Here's a couple pre-calculus things I've been using recently in my controls classes. Some of the applications might be a bit too archaic, but will show that the ideas have a use.

Partial Fraction Expansion. Useful for going from the laplace domain back to the time domain when modeling control systems and their responses. Also useful for evaluating lots of nasty integrals. I've been surprised how often I keep using this basic principle.

Assuming you are talking about factoring polynomials and figuring out if a polynomial has an imaginary solution or not, I regularly factor polynomials for partial fraction expansion, and also to figure out how control systems respond to step inputs. The roots of the denominator and numerator of something like (s + 5) / ((s + 3) (s + 4)) have a very special meaning, and are very important to find. Also, if a polynomial has imaginary roots, the step response of the system will have sin and cos terms.

I'm not sure if you have been introduced to matrices, but those are incredibly powerful. They show up all over the place.

To echo Eric, this stuff is all throughout Engineering text books.

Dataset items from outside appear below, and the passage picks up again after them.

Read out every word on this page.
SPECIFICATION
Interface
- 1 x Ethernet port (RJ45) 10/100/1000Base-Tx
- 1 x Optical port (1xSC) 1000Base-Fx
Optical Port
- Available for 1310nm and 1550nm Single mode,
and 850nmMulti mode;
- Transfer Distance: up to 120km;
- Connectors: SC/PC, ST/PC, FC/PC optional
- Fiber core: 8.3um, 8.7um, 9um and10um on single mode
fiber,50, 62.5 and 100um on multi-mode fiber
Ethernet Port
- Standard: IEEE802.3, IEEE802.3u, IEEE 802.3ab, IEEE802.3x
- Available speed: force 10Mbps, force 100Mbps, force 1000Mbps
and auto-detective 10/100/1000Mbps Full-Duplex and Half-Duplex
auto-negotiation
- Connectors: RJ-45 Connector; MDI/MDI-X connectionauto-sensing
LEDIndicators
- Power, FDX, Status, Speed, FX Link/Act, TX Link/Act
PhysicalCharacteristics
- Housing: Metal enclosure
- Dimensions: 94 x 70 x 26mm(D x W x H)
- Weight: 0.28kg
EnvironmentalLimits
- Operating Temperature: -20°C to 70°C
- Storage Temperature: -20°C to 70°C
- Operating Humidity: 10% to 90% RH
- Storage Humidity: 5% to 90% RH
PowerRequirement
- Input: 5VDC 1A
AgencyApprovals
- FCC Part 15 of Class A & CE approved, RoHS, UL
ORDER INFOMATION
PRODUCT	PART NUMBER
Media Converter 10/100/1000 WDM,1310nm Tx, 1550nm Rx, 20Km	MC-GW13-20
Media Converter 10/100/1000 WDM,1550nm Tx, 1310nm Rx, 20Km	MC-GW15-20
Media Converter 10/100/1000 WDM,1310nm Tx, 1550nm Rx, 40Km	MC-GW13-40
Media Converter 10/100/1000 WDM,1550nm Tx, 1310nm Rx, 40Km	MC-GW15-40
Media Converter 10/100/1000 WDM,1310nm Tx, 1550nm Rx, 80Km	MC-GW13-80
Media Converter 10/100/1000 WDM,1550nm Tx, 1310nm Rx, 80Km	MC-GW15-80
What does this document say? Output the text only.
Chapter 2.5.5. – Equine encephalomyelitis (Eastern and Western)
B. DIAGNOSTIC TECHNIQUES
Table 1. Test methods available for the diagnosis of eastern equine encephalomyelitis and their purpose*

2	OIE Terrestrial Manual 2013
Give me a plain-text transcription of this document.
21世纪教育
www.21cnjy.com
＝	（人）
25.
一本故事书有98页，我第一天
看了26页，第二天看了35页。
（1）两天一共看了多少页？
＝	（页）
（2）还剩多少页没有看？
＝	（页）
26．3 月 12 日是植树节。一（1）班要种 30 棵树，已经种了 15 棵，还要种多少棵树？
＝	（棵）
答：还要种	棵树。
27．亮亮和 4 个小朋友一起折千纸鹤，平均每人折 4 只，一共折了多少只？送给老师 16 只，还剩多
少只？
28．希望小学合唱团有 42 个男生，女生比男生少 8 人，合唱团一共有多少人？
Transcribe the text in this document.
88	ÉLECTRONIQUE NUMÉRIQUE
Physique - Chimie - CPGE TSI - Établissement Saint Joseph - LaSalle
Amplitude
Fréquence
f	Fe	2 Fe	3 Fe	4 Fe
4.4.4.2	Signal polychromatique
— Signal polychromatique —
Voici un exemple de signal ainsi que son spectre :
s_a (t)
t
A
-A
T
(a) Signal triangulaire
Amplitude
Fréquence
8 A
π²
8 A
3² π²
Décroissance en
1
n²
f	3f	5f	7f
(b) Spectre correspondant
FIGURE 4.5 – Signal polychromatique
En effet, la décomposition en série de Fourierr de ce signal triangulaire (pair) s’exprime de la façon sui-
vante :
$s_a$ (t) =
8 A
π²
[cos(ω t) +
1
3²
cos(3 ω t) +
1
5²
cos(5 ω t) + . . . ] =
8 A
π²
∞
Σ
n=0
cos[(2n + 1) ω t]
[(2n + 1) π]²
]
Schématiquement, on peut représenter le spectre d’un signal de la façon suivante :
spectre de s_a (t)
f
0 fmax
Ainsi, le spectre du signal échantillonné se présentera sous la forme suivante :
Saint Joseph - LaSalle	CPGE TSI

Hopefully my examples have given you a little insight as to how some of the stuff you are learning gets used at a higher level. As cliche as it finds, I haven't found much math that I haven't used again at a higher level in both.

Quote:
Originally Posted by davidthefat
In fact I had to correct her on lectures sometimes...
That will never change. We routinely catch errors in what the prof is teaching here at Berkeley. It's normally that he made a math error, or flipped a minus sign, or things like that, but that never goes away. Nobody is perfect, and if the prof isn't making errors, he is probably just reading off of notes, which makes for a more boring lecture than normal ones.